I have an equation $f(x)= x^4 +2x^3 -5x^2 -7x-5=0 $ and I want to solve it (numerically) at [1.5,3] using the fixed point iteration-method, so I want to find a function g(x) such that $f(x)=0$ is equivalent to $g(x)=x$. However I've tried many different $g(x)$'s but can't seem to find one that converges to the solution (which is about 2.19).
First of all, anyone has any idea which $g(x)$ I could use?
Second is there a trick to finding it?
Thanks in advance 🙂
[Math] Fixed point iteration-finding $g(x)$
fixed-point iterationfixed-point-theoremsnumerical methods
Best Answer
To get the solution to converge, besides $g(x)=x$ you need $|g'(x)| \lt 1$ at the root. The distance from the root is multiplied by about $|g'(x)|$ every iteration, so if that is less than $1$ it will converge.
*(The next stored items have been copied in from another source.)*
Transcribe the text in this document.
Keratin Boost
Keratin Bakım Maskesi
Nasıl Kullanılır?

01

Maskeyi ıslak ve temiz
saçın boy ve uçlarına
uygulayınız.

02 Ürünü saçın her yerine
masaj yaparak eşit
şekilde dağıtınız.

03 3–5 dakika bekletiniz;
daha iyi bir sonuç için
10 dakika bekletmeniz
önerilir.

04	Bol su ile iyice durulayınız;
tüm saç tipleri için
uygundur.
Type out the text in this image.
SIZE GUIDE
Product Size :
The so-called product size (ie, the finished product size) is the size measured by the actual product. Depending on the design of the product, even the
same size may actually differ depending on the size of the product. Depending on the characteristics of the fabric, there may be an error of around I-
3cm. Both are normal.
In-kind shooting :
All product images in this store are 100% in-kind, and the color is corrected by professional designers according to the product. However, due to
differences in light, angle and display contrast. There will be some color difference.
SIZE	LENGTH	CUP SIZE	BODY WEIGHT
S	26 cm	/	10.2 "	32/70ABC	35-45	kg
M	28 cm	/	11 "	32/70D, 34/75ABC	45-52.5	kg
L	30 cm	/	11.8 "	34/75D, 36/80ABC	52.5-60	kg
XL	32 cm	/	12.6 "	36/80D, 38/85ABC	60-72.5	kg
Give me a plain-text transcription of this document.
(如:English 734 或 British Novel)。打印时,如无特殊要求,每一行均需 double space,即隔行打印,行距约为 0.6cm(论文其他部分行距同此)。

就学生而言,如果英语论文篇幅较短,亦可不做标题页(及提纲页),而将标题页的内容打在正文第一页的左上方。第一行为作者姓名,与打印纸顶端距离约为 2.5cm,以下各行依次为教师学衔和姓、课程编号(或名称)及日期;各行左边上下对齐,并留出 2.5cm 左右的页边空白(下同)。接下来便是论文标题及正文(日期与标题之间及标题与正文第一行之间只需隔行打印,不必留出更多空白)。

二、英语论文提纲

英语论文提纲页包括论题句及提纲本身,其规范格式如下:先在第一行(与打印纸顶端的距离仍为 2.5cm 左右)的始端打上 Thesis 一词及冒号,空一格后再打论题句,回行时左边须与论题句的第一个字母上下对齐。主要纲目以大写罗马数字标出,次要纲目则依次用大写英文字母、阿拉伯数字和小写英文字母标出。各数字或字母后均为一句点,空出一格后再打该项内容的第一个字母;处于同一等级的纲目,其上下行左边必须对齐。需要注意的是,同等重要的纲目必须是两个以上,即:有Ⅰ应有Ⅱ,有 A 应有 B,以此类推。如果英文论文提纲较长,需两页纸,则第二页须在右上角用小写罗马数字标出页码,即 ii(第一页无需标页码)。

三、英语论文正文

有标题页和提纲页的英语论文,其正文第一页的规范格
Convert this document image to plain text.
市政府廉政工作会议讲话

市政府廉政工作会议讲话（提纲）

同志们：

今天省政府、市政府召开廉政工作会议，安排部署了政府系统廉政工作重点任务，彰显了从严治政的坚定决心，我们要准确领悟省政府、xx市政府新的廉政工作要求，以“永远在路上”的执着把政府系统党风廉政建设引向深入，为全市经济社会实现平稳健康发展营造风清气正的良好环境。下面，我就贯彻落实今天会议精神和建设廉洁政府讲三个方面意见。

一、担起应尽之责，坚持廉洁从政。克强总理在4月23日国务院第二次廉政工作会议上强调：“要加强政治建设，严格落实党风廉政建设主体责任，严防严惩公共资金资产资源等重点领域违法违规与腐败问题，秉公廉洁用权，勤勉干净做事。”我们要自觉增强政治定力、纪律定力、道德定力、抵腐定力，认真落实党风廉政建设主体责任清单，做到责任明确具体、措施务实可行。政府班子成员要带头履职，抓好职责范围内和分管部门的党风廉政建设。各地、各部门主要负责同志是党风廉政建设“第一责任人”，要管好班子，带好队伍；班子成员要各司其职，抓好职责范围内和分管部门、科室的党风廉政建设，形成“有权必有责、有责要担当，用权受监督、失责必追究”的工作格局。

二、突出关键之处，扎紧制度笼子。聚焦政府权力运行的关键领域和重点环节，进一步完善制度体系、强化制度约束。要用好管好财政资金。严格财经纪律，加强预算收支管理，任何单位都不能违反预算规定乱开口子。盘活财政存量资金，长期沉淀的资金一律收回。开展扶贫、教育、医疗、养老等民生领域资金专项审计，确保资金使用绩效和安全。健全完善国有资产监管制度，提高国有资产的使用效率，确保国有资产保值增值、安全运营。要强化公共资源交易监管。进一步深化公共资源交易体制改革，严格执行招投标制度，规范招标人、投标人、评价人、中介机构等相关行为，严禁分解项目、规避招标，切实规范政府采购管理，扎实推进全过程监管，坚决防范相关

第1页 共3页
Powers change quickly and roots slowly, so a natural try is to write $$x^4 +2x^3 -5x^2 -7x-5=0\\x^4=-2x^3+5x^2+7x+5\\ x=\sqrt[4]{-2x^3+5x^2+7x+5}$$ It converges nicely starting at $0, 1$ and $3.5$ but fails starting from $4$ because the piece under the root goes negative. Another try, which I have not tested, would be to write $$x^4 +2x^3 -5x^2 -7x-5=0\\x^4=-2x^3+5x^2+7x+5\\ x=(-2x^3+5x^2+7x+5)/x^3$$ It is a bit of an art. If you don't know the root, you can't evaluate the derivative of your proposed $g(x)$ at it.